Vivía en Piedras de Fuego, un pueblo italiano al lado del Adriático. Su mujer había muerto hacía años y ahora pasaba el día en su jardín o en su biblioteca o en la taberna de Franco Bruno, El Tiempo Perdido. Ahí tenía yo –la vi muy bien– esa hoja volante con sus servicios y su foto y sus proezas; era una pieza publicitaria e informativa de otros tiempos, sin duda tiempos mejores. Nada perdía con ir a buscarlo, solo él podía ayudarme. Además por una razón fundamental: el ‘doctor Marcelino’, como le decían todos, había sido determinante en ese asunto de la guerra entre Bélgica y Boyacá que le había hecho perder la cabeza a Guillermo Santaya, quien siempre precisaba: “Bélgica y Boyacá no: el Reino de Bélgica y el Estado Soberano de Boyacá”. Una guerra internacional de la que nadie supo nunca nada, ni siquiera quienes la pelearon, ellos menos que nadie, declarada en 1867 y zanjada en 1988: más de un siglo de un absurdo conflicto nacido de un amor desastrado y que sobrevivió en silencio en los anaqueles de algún gabinete diplomático hasta que Guillermo Santaya lo sacó de allí, lo desempolvó y se jugó la vida por terminarlo como tocaba, a lo grande, con un armisticio más delirante que ese conflicto inexistente que con él se acababa y por el que perdió su trabajo y su prestigio y según decían todos en Bruselas hasta la razón. “El pobre Guillermo Santaya”, decían todos allí: el diplomático más brillante de su generación, el más preparado, el más apuesto, el de mejor familia.

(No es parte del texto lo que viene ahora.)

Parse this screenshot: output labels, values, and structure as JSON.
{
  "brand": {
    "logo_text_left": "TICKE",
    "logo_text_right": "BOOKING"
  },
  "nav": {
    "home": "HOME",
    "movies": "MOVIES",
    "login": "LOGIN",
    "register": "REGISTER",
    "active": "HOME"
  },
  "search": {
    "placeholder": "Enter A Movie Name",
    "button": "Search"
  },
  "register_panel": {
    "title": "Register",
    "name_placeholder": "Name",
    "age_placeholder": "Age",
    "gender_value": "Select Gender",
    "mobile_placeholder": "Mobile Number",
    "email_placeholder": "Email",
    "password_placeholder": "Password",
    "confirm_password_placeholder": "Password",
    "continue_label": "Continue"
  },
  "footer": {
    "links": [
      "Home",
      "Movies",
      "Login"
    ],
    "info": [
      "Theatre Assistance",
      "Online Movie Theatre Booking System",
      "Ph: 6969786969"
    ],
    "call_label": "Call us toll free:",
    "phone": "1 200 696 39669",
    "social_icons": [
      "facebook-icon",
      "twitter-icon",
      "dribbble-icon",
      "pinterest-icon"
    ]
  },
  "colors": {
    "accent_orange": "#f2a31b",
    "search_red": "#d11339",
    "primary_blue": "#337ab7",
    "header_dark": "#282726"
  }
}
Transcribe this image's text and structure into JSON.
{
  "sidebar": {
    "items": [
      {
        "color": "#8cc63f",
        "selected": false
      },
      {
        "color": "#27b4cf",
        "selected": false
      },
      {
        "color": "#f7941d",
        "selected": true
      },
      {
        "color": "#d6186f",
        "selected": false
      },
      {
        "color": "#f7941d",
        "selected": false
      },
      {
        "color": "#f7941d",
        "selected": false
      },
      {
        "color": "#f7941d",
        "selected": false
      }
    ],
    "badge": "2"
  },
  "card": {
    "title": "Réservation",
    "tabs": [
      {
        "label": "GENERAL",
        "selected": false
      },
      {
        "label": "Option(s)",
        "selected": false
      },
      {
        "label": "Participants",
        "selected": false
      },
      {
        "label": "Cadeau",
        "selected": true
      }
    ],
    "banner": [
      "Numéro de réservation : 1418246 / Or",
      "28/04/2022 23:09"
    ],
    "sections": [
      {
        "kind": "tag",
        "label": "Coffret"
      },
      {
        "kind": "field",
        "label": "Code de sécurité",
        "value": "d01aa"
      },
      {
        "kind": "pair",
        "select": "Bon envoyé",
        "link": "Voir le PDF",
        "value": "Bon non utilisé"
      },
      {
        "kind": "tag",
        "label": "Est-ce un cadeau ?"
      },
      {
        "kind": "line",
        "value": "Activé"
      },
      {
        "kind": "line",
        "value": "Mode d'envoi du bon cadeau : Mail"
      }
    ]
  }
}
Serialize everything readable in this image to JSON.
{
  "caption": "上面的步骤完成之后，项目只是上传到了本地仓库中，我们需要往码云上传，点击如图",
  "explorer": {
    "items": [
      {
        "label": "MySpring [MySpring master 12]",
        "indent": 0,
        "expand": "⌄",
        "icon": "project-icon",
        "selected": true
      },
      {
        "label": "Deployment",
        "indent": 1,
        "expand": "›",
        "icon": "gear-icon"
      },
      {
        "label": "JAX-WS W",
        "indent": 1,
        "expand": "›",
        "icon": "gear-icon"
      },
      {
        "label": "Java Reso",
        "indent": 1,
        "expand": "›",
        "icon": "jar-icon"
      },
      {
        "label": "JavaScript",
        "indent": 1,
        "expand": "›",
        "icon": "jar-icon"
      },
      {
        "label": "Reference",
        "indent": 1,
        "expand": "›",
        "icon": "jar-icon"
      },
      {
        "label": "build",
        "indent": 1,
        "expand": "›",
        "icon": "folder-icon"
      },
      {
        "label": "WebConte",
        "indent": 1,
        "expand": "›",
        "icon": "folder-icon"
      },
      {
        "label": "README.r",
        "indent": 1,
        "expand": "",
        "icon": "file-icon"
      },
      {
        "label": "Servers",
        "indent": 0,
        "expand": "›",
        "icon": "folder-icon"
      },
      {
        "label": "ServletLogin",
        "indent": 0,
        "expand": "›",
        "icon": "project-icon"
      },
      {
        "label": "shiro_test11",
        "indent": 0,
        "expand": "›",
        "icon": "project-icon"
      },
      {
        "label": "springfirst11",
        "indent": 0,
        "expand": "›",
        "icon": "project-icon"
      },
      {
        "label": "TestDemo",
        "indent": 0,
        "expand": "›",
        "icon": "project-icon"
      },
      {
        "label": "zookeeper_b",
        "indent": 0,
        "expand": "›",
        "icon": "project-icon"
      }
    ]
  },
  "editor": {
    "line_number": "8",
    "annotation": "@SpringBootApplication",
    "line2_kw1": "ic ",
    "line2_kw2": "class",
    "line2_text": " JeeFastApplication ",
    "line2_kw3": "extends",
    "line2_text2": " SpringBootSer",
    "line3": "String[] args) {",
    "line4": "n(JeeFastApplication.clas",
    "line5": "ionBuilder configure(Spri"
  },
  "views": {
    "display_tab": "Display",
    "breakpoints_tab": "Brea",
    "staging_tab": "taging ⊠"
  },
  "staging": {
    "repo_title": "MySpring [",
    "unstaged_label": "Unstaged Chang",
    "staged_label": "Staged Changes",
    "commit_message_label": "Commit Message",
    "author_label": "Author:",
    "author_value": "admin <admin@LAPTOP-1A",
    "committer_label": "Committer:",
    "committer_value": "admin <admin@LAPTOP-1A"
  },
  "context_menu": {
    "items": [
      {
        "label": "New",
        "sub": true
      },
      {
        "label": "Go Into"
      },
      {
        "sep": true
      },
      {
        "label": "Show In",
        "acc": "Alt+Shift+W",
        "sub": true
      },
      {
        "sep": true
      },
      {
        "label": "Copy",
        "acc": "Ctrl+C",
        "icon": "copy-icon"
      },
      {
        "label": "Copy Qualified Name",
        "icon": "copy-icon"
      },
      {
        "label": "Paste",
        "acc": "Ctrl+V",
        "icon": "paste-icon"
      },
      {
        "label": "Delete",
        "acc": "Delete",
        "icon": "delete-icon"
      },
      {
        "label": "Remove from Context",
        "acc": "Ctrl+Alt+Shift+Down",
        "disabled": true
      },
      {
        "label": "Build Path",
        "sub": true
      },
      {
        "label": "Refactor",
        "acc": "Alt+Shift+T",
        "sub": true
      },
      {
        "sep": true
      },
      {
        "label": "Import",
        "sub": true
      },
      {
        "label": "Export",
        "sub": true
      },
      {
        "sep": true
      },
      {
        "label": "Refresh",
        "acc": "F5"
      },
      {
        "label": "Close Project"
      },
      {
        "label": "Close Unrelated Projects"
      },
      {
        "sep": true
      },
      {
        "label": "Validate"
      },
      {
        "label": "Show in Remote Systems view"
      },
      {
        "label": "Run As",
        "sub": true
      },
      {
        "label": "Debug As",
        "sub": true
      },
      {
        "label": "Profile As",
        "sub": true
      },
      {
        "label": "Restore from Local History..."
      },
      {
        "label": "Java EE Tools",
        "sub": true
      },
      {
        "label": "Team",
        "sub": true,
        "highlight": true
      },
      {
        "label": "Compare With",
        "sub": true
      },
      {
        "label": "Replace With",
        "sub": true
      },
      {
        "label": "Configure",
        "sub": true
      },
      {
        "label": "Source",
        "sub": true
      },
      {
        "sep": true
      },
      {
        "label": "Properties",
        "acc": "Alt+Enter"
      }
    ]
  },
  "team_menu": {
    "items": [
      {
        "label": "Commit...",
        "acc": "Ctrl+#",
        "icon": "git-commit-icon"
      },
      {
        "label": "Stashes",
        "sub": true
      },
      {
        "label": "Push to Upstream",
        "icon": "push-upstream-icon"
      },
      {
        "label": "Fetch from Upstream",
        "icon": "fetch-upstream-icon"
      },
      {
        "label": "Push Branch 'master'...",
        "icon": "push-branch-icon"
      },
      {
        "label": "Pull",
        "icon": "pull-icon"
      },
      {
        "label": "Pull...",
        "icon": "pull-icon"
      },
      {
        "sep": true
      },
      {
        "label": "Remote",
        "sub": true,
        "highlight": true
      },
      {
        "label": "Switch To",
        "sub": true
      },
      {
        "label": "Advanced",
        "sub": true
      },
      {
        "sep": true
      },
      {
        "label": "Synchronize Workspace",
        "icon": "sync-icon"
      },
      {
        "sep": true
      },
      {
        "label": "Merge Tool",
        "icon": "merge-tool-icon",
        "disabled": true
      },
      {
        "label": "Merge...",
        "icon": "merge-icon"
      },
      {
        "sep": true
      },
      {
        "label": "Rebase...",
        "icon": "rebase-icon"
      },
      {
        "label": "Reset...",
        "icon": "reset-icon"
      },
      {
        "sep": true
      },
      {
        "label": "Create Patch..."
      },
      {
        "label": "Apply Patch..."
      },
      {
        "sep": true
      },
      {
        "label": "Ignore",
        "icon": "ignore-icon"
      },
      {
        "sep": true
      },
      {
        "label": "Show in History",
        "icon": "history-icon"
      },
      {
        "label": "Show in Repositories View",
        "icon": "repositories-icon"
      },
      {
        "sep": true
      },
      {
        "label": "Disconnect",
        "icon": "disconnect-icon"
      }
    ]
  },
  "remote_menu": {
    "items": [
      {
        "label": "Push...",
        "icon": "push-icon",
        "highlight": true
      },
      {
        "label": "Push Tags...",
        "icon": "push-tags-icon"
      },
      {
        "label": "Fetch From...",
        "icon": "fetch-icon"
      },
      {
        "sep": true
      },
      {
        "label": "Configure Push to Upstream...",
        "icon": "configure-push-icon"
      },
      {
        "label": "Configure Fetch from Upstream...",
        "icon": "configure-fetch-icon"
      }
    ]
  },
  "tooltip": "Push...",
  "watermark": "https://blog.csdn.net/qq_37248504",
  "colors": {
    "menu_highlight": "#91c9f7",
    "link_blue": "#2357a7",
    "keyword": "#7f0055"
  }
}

Habría podido llegar aún más lejos si no se hubiera enloquecido, qué triste era verlo ahora en ese sanatorio, devorado por la depresión y la melancolía, taciturno todo el día, pensando sólo en esa paz que él había firmado y que era su orgullo y que de verdad acababa con ciento veinte años de una guerra de novela que sin embargo había ocurrido, él lo juraba, tenía las pruebas. Y cada vez que lo iban a sacar de ese lugar, por fin, un médico le preguntaba si ya estaba bien, a lo cual él respondía que nunca había estado mejor y volvía a contar la misma historia: la de la guerra entre José Milagros Gutiérrez Fonseka y Leopoldo II de Bélgica…
Portada de la novela, editada por Random House. 285 páginas.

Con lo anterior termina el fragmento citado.